Water, soil and fertilizers are therefore considered to be potential sources of perchlorate contamination in food.
The study, in response to a European Commission Recommendation on the monitoring of the presence of perchlorate in food, provided new information and data that has helped inform on-going EU discussions on maximum limits of perchlorate in food which are likely to be introduced sometime in the future.
Levels of perchlorate were measured in all samples of fruits, vegetables, milk and infant food collected during the period of the study. Where possible, samples of UK grown fruits and vegetables were sourced directly on-farm and associated soil and irrigation water also sampled.
The 342 sampled foods comprised of a wide range of fruits, vegetables and other foods such as milk and infant food and included:
- apples, oranges, lemons and melon
- strawberries, blackberries, blueberries and grapes
- beetroot, carrot, parsnip, potato and swede
- broad beans, runner beans and peas
- broccoli, Brussels sprouts, cauliflower and cabbage
- fresh herbs
- milk (on-farm and retail)
- infant food.
The results of the study indicated that of the 342 food samples tested, 77 samples were found to contain perchlorate with one infant food sample and one cabbage sample exceeding the reference levels for intra-Union trade. Note that these are not legal maximum levels, but are the levels included in the European Commission statement as regards the presence of perchlorate in food to facilitate intra-Union trade, in advance of further data on occurrence required to establish legal maximum levels. Key findings were:
- Infant food: 80 infant food samples were tested with 7 samples found to contain perchlorate. One sample was found to contain perchlorate above the reference level for intra-Union trade.

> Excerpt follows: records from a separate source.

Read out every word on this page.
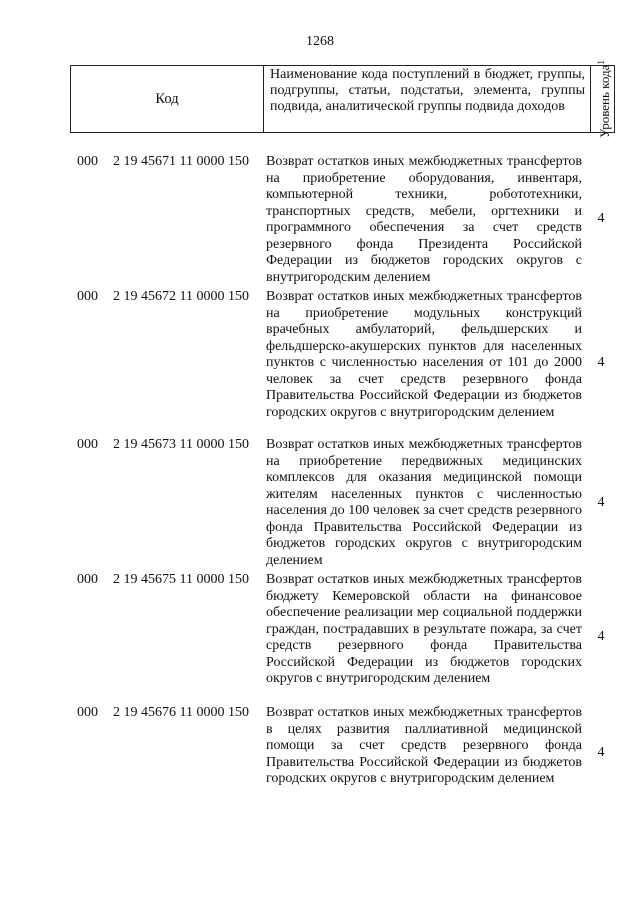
1268
Код
Наименование кода поступлений в бюджет, группы, подгруппы, статьи, подстатьи, элемента, группы подвида, аналитической группы подвида доходов	Уровень кода$^1$
000 2 19 45671 11 0000 150 Возврат остатков иных межбюджетных трансфертов на приобретение оборудования, инвентаря, компьютерной техники, робототехники, транспортных средств, мебели, оргтехники и программного обеспечения за счет средств резервного фонда Президента Российской Федерации из бюджетов городских округов с внутригородским делением
4
000 2 19 45672 11 0000 150 Возврат остатков иных межбюджетных трансфертов на приобретение модульных конструкций врачебных амбулаторий, фельдшерских и фельдшерско-акушерских пунктов для населенных пунктов с численностью населения от 101 до 2000 человек за счет средств резервного фонда Правительства Российской Федерации из бюджетов городских округов с внутригородским делением
4
000 2 19 45673 11 0000 150 Возврат остатков иных межбюджетных трансфертов на приобретение передвижных медицинских комплексов для оказания медицинской помощи жителям населенных пунктов с численностью населения до 100 человек за счет средств резервного фонда Правительства Российской Федерации из бюджетов городских округов с внутригородским делением
4
000 2 19 45675 11 0000 150 Возврат остатков иных межбюджетных трансфертов бюджету Кемеровской области на финансовое обеспечение реализации мер социальной поддержки граждан, пострадавших в результате пожара, за счет средств резервного фонда Правительства Российской Федерации из бюджетов городских округов с внутригородским делением
4
000 2 19 45676 11 0000 150 Возврат остатков иных межбюджетных трансфертов в целях развития паллиативной медицинской помощи за счет средств резервного фонда Правительства Российской Федерации из бюджетов городских округов с внутригородским делением
4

- Fruit (e.g. apples, oranges, strawberries): 36 fruit samples were tested with 5 samples found to contain perchlorate.
- Fruiting vegetables (e.g. tomato, cucumber): 27 samples of fruiting vegetables were tested with 5 samples found to contain perchlorate.
- Herbs (e.g. parsley, thyme, rosemary): 33 samples of herbs were tested with 27 of these samples found to contain perchlorate.
- Leafy vegetables (e.g. broccoli, spinach, lettuce): 40 samples of leafy vegetables were tested with 20 of these samples found to contain perchlorate.
- Root vegetables (e.g. carrot, parsnip, potato, swede): 32 samples of root vegetables were tested with 4 samples found to contain perchlorate.
- Miscellaneous vegetables (e.g. cauliflower, Brussels sprouts, cabbage): 55 samples of miscellaneous vegetables were tested with 9 samples found to contain perchlorate, one of which being a Tenderheart cabbage found to contain perchlorate above the reference level for intra-Union trade.
- Milk (e.g. semi-skilled milk, whole milk): 39 milk samples were tested and none found to contain perchlorate.